There were three patients who were culture negative but Xpert MTB/RIF positive, i.e., Xpert MTB/RIF positive in the non-TB group. Our previous work has shown that such cases (Xpert MTB/RIF positive but culture negative) are likely to be true TB positives, and this is corroborated by high specificity obtained in large sputum-based studies where a significant minority of the patients had had previous TB [11]. If these culture-negative Xpert MTB/RIF–positive individuals are hypothetically designated definite-TB cases, then the overall case detection rate improves by a further ~10%.

The proper and meaningful value of a test lies in its ability to influence patient management through its incremental value over pre-test probability, or to have an impact on decision-making based on logical clinical judgement (based upon clinical features and basic laboratory parameters). We therefore derived a CS, hitherto unavailable for HIV-endemic settings, to evaluate Xpert MTB/RIF utility in clinical practice. Xpert MTB/RIF had significantly better performance outcomes than the clinical prediction rule (using a rule-in cut point, so appropriate comparisons could be made). Furthermore, hypothetically combining the CS with Xpert MTB/RIF resulted only in a modest ~10% reduction in test usage, but still maintained high sensitivity and specificity. These data suggest that clinical algorithms or scoring systems to limit test usage are unlikely to be significantly useful in resource-poor settings.

There are several limitations of our study. We could not determine the impact of Xpert MTB/RIF (time and proportion of patients initiated on treatment) compared to a smear microscopy/empiric treatment-based strategy given our study design and the fact that management decisions were not based on Xpert MTB/RIF results. However, this was because Xpert MTB/RIF had not yet been endorsed by the World Health Organization when the study commenced, had not been validated for use in CSF, and had been used as a research tool only (thus, for ethical reasons, study samples were evaluated only several weeks later). Although the confidence intervals of some of our estimates are wide (because of limited sample numbers), this is to our knowledge the largest diagnostic study undertaken in TBM (based on the number of microbiologically proven TBM cases; n = 59). This reflects the challenge and difficulty in performing such studies in resource-poor settings. It is possible that the Xpert MTB/RIF performs much better in HIV-infected individuals because of a possibly higher bacterial load, and thus our findings need to be confirmed in other settings. Given the small number of HIV-uninfected patients, we were unable to meaningfully compare this sub-group. The CS was developed to assess only incremental value above basic clinical and CSF parameters. The CS and the combination of CS plus Xpert MTB/RIF need prospective and independent validation. The non-significant difference in sensitivity between the paired centrifuged and non-centrifuged samples may reflect a type two statistical error, as the number of culture-positive paired samples was limited. Lastly, there were nine patients who could not be categorised within our defined groups and were excluded from the analysis.

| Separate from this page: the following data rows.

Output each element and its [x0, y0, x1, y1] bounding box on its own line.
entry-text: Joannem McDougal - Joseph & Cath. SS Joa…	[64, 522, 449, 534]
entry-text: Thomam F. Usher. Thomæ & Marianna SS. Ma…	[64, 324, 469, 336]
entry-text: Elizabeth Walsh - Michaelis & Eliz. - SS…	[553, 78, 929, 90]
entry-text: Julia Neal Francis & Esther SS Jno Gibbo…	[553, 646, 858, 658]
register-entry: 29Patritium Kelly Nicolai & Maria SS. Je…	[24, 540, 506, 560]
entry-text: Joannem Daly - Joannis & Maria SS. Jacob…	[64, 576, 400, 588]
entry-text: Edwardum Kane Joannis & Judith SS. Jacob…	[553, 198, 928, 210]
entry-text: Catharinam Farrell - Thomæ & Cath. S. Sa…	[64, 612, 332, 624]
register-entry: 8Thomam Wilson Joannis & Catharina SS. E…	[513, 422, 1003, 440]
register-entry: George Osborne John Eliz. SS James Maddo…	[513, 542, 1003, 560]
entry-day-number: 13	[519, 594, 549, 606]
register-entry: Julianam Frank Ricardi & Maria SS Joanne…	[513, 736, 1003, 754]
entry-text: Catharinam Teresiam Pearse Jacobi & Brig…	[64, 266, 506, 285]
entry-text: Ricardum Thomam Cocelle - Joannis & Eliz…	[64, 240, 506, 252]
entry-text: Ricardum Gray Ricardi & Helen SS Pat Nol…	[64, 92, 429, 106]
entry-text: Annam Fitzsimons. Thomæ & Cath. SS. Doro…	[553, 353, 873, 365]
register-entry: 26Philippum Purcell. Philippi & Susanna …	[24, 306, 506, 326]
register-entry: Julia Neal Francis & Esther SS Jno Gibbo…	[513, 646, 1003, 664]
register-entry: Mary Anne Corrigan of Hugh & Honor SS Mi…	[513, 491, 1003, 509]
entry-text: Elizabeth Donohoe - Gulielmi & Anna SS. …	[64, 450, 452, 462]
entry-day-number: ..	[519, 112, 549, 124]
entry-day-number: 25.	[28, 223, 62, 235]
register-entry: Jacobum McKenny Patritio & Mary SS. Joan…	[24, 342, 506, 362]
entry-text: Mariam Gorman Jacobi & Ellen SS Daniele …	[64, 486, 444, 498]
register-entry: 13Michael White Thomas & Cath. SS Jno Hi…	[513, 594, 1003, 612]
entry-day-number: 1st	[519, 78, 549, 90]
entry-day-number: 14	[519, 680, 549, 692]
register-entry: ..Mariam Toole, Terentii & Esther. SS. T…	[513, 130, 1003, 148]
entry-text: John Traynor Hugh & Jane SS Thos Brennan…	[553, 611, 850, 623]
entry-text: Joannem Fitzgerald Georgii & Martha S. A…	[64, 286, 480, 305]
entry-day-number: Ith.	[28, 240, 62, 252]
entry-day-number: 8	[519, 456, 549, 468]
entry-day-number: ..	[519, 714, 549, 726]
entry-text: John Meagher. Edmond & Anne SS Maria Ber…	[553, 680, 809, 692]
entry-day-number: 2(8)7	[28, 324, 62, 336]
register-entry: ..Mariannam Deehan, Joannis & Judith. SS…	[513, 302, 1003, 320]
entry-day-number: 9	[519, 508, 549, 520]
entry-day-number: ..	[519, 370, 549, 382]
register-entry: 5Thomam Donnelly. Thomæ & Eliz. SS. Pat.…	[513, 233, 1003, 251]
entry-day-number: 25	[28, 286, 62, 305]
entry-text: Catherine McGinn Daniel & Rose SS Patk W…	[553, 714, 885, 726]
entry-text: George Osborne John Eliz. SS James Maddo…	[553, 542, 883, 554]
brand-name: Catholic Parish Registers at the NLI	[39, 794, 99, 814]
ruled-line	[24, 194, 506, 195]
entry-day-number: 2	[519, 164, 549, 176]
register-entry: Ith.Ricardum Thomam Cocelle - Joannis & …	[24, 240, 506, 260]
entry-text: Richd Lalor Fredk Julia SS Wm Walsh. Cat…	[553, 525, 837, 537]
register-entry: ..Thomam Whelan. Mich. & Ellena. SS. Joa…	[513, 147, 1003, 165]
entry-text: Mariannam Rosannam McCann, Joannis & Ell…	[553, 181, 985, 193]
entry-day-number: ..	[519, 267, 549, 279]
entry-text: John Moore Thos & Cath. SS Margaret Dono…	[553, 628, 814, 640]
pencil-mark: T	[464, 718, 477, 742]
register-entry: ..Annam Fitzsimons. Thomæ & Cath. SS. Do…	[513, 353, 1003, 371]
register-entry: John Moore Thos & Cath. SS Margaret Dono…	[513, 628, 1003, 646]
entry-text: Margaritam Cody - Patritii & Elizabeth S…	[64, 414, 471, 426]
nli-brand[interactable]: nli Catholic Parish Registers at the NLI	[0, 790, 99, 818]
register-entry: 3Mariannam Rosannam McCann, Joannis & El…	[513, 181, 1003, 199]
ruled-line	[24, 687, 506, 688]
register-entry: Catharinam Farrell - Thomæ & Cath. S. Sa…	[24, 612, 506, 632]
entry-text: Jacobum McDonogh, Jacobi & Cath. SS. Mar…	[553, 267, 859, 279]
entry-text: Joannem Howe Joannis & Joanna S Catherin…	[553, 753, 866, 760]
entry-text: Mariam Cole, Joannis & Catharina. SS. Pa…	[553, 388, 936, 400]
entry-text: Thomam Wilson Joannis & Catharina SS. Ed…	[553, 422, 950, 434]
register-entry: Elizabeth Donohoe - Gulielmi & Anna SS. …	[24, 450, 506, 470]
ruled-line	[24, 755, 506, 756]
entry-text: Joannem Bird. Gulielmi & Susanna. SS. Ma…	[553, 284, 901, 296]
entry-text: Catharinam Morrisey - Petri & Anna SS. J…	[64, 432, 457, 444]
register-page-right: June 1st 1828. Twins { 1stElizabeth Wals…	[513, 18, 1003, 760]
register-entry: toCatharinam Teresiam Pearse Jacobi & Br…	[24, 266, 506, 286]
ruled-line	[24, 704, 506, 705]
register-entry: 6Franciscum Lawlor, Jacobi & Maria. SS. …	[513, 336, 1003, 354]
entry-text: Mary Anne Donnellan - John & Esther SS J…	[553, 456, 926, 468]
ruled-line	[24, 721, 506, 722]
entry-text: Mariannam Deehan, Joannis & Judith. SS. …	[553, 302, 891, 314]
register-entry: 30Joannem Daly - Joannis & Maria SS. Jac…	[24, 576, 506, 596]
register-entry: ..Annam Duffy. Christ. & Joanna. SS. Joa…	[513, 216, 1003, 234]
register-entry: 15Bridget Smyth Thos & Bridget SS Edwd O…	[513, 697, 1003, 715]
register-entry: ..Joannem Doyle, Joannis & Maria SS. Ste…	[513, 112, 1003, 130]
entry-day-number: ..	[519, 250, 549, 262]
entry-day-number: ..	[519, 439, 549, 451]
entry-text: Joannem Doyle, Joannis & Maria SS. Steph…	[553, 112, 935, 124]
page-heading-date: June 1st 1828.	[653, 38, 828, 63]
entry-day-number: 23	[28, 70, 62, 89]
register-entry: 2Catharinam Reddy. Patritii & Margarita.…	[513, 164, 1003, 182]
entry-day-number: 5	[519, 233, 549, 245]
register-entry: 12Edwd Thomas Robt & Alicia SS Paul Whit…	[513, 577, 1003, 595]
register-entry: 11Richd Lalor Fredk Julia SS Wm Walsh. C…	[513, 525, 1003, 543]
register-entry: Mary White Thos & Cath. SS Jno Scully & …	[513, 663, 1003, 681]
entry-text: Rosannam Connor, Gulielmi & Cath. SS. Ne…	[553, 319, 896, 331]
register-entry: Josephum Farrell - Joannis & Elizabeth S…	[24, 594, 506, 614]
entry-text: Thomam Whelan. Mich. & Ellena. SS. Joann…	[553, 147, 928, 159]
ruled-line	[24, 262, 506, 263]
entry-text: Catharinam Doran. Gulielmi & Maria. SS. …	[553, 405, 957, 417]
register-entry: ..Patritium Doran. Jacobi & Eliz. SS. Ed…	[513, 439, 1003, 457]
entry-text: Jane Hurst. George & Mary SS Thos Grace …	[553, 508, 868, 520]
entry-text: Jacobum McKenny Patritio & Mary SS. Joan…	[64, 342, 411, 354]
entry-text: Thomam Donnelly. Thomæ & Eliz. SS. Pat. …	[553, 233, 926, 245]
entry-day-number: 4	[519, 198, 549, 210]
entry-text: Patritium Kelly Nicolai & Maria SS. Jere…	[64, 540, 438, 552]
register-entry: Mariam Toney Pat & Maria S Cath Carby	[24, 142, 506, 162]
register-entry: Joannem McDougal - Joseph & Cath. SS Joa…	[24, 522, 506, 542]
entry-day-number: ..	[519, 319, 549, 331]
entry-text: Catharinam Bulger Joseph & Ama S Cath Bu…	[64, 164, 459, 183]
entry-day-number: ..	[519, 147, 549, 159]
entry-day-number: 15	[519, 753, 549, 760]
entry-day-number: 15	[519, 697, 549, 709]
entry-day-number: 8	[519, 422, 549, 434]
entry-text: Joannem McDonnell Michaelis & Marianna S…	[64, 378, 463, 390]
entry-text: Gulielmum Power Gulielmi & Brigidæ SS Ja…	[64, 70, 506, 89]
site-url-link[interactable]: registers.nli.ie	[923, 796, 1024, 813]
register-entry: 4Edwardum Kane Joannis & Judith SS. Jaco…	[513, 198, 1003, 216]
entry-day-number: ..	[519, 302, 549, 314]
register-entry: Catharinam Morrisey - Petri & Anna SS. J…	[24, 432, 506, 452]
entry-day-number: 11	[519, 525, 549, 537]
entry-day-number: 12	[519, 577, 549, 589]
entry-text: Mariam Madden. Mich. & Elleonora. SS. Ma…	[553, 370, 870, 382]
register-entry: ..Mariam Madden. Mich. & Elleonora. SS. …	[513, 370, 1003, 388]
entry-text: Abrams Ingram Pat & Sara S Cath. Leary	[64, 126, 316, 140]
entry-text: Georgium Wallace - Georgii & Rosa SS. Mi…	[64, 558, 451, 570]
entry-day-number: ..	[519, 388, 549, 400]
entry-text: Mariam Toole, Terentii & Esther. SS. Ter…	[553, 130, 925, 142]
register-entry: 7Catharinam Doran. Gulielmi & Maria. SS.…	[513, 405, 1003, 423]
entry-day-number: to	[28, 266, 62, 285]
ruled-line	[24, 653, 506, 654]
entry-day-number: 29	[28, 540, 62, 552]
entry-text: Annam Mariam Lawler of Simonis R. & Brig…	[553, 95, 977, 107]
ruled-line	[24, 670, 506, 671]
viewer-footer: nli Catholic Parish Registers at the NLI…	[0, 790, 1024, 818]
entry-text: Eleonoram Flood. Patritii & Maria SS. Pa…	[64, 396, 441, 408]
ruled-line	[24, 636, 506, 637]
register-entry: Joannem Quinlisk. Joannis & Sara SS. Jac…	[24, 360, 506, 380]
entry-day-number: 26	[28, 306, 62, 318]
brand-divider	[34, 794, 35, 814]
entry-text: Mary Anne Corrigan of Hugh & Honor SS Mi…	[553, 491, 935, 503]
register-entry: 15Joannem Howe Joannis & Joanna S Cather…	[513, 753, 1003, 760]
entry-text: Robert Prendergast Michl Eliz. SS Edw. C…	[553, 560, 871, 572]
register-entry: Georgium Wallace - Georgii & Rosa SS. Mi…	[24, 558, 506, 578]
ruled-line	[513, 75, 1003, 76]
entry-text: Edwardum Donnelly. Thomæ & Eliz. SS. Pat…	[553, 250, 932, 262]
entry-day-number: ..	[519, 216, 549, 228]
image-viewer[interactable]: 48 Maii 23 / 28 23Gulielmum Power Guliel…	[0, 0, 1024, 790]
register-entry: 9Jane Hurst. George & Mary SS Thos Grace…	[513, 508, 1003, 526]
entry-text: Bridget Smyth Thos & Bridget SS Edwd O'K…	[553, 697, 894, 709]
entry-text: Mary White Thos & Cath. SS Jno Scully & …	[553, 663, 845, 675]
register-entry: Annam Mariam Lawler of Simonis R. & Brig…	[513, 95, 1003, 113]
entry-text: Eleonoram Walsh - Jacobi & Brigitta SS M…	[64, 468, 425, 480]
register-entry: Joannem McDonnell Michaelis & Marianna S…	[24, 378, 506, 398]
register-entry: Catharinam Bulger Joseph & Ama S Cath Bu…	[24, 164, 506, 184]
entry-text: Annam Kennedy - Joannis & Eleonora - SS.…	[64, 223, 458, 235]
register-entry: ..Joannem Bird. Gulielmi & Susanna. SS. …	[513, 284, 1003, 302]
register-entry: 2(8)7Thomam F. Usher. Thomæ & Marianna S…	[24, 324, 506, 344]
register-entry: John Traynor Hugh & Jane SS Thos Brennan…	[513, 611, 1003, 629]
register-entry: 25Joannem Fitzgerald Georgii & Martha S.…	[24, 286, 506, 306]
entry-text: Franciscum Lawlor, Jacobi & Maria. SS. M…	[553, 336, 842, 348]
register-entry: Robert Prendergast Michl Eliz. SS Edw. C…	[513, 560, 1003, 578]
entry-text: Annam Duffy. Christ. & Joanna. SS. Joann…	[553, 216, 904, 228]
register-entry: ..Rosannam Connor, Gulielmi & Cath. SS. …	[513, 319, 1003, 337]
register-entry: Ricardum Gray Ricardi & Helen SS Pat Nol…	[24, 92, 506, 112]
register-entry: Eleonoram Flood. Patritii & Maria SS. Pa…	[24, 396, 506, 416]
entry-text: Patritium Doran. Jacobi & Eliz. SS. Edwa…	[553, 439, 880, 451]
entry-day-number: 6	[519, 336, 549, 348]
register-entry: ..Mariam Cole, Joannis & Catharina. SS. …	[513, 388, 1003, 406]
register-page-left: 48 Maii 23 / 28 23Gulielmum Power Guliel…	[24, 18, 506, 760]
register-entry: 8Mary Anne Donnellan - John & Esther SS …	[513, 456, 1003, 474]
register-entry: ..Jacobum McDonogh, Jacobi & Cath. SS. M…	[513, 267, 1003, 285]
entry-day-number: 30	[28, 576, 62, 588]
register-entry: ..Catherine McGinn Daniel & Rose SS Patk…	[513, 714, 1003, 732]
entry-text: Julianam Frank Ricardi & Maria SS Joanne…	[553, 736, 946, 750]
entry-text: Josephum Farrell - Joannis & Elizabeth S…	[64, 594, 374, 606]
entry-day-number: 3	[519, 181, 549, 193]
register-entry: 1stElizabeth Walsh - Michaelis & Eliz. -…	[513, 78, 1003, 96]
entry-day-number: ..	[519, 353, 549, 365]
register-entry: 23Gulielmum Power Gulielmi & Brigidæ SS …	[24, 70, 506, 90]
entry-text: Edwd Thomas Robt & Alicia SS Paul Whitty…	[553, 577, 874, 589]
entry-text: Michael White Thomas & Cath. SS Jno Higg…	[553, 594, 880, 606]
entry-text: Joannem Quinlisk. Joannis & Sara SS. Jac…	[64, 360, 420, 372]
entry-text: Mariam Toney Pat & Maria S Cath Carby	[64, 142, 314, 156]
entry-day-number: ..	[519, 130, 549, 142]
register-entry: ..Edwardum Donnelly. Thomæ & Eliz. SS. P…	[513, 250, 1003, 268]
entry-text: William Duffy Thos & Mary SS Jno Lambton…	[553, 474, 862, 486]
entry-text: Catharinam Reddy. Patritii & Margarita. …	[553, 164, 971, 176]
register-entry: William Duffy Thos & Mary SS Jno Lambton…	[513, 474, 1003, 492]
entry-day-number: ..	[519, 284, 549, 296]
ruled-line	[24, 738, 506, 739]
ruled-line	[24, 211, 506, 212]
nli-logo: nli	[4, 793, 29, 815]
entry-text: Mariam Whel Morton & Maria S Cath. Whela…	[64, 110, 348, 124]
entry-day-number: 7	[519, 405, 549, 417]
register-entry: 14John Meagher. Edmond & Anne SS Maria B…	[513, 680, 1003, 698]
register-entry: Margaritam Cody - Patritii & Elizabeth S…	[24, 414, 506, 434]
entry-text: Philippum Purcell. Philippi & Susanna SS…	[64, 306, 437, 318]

In conclusion, Xpert MTB/RIF may be a good rule-in test for the diagnosis of TBM in HIV-infected individuals in a TB-endemic setting, particularly when a centrifuged CSF pellet is used. A second Xpert MTB/RIF test had minimal incremental benefit. Smear microscopy and the CS, when combined with Xpert MTB/RIF, only modestly minimised test usage in a resource-poor setting. Further studies are now required in non-HIV-endemic settings, and using validated scoring systems, to evaluate the impact of Xpert MTB/RIF on diagnostic accuracy, and morbidity and mortality in patients with TBM.